In the first part of the talk, I will present a novel and an efficient method for reconstructing the 3D arrangement of lines extracted from a single image, using vanishing points, orthogonal structure, and an optimization procedure that considers all plausible connectivity constraints between lines. Line detection identifies a large number of salient lines that intersect or nearly intersect in an image, but relatively a few of these apparent junctions correspond to real intersections in the 3D scene. We use linear programming (LP) to identify a minimal set of least-violated connectivity constraints that are sufficient to unambiguously reconstruct the 3D lines. In contrast to prior solutions that primarily focused on well-behaved synthetic line drawings with severely restricting assumptions, we develop an algorithm that can work on real images. The algorithm produces line reconstruction by identifying 95% correct connectivity constraints in York Urban database, with a total computation time of 1 second per image.

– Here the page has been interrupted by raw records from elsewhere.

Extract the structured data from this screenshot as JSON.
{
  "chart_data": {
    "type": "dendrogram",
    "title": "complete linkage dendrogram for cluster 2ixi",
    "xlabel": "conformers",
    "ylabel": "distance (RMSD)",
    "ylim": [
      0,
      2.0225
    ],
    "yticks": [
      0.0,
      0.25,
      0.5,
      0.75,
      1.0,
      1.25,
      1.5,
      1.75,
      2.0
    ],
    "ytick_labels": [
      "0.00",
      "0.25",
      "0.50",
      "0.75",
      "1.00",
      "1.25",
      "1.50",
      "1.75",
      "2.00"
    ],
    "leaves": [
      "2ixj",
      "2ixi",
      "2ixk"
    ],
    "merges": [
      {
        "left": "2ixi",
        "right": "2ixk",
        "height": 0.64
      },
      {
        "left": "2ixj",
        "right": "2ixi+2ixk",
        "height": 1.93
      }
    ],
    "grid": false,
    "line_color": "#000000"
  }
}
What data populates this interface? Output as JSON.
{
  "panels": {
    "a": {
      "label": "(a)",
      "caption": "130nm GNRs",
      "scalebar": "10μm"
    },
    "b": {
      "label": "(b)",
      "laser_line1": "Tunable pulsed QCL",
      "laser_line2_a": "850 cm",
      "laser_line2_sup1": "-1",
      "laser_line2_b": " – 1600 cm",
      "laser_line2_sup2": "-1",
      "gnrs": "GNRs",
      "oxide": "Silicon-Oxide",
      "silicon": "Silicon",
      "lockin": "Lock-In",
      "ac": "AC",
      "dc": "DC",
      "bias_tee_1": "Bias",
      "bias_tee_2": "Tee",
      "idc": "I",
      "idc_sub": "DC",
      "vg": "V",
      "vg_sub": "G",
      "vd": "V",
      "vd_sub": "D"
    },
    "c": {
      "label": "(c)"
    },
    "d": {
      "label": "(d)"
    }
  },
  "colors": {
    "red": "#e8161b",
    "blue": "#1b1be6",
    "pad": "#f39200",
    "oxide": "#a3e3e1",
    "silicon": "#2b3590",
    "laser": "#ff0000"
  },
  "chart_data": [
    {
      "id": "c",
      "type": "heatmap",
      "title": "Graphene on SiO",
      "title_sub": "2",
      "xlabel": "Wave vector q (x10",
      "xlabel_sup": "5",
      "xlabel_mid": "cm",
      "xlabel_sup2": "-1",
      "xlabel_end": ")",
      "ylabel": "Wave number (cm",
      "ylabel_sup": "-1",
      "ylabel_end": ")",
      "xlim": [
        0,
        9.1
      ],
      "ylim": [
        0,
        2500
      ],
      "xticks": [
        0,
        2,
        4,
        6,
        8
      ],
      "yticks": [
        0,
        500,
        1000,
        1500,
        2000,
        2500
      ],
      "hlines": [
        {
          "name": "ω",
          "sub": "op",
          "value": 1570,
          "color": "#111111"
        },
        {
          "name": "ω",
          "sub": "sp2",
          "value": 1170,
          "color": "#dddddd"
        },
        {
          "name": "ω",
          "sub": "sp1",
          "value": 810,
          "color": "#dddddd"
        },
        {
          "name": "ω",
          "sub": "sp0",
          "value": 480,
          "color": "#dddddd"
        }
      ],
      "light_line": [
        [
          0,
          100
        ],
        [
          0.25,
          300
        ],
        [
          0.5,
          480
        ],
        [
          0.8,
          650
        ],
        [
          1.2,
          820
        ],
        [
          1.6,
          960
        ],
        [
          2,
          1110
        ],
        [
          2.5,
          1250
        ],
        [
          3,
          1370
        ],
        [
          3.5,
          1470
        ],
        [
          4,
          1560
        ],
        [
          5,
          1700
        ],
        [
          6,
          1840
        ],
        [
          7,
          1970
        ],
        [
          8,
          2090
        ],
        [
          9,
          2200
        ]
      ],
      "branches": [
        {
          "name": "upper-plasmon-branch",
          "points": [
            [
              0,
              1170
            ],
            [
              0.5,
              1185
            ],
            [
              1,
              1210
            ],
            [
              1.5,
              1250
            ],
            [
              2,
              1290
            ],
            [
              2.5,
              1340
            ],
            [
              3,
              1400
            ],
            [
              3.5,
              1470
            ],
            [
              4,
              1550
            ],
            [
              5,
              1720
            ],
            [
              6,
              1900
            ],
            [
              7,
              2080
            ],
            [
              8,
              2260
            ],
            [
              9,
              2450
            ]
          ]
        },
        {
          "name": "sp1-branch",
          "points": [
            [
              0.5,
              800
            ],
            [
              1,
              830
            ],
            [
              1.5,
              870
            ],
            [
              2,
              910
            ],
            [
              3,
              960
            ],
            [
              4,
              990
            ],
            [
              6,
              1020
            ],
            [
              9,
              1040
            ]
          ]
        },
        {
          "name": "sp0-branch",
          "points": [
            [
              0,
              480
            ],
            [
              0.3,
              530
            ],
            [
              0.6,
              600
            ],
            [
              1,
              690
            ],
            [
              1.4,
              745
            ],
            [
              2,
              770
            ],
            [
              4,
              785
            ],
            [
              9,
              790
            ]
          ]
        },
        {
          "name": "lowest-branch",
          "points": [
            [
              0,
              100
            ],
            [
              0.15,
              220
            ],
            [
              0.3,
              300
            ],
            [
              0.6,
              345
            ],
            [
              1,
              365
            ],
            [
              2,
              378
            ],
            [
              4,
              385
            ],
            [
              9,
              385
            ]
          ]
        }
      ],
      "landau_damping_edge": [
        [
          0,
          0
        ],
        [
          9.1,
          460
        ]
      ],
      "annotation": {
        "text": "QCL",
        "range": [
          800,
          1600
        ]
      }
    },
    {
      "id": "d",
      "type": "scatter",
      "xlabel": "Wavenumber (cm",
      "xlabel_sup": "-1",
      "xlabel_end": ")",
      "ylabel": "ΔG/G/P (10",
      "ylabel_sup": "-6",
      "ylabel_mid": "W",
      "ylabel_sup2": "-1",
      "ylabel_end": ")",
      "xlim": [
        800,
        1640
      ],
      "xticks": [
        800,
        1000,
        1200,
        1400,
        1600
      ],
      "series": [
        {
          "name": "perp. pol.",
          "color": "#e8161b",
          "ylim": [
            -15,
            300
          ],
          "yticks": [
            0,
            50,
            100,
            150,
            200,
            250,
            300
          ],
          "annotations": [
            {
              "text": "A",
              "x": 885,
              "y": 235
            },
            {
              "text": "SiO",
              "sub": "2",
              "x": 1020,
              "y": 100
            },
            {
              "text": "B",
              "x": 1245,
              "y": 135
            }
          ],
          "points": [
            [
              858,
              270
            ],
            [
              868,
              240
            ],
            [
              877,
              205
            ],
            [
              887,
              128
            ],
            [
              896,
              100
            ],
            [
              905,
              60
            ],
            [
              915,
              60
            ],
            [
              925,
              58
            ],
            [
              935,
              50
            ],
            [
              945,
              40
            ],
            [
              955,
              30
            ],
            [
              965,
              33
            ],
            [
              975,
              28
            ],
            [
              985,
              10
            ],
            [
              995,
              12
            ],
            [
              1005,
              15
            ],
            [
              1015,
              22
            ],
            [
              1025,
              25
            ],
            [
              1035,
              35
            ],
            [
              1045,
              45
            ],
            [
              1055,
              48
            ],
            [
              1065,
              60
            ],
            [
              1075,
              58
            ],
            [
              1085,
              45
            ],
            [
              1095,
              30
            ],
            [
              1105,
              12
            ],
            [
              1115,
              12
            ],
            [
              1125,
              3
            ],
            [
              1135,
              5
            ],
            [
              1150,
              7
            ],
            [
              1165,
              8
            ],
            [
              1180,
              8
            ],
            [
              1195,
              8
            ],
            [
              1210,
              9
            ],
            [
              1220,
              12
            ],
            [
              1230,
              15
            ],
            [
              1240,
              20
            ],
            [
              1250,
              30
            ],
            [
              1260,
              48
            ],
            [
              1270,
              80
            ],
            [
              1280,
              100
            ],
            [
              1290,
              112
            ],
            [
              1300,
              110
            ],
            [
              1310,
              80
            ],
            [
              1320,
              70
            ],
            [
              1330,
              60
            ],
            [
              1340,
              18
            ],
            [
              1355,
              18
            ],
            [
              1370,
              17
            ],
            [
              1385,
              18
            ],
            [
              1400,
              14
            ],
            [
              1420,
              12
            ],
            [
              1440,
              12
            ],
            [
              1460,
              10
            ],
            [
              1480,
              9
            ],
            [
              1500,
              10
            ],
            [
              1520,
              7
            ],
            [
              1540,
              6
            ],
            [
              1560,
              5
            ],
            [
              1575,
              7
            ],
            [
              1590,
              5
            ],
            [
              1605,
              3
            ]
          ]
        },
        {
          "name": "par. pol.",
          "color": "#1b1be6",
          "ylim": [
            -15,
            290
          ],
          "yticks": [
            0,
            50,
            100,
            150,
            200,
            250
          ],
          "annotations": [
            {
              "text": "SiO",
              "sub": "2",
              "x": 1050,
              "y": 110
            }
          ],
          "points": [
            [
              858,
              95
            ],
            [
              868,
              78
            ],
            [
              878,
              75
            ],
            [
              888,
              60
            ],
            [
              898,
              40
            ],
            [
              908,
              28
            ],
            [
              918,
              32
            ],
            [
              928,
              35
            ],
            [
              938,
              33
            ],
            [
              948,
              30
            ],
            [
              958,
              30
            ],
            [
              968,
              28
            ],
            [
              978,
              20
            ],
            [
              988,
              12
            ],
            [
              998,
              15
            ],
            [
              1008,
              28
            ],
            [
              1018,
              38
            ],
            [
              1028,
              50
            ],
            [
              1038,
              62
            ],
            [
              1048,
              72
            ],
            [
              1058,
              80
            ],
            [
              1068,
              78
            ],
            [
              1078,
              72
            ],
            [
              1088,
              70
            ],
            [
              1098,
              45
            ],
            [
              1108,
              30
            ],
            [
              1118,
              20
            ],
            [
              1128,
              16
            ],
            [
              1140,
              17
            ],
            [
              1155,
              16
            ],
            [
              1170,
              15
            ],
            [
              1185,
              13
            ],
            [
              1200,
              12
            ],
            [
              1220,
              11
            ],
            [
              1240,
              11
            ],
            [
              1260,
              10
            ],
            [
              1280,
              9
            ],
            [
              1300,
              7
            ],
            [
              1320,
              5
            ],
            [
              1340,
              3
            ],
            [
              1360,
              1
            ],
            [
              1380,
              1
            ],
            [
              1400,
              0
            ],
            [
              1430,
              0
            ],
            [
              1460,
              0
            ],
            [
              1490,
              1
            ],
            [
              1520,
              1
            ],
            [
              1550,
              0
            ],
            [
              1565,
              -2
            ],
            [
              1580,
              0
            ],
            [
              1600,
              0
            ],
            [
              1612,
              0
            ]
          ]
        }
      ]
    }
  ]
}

In the second part of the talk, I will briefly mention about my other work in graphical models, robotics, geo-localization, generic camera modeling and 3D reconstruction.

Brief Bio:

Srikumar Ramalingam is a Principal Research Scientist at Mitsubishi Electric Research Lab (MERL). He received his B.E from Anna University (Guindy) in India and his M.S from University of California (Santa Cruz) in USA. He received a Marie Curie Fellowship from European Union to pursue his studies at INRIA Rhone Alpes (France) and he obtained his PhD in 2007. His thesis on generic imaging models received INPG best thesis prize and AFRIF thesis prize (honorable mention) from the French Association for Pattern Recognition. After his PhD, he spent two years in Oxford working as a research associate in Oxford Brookes University, while being an associate member in visual geometry group in Oxford University. He has published more than 30 papers in flagship conferences such as CVPR, ICCV, SIGGRAPH ASIA and ECCV. He has co-edited journals, coauthored books, given tutorials and organized workshops on topics such as multi-view geometry and discrete optimization. His research interests are in computer vision, machine learning and robotics problems.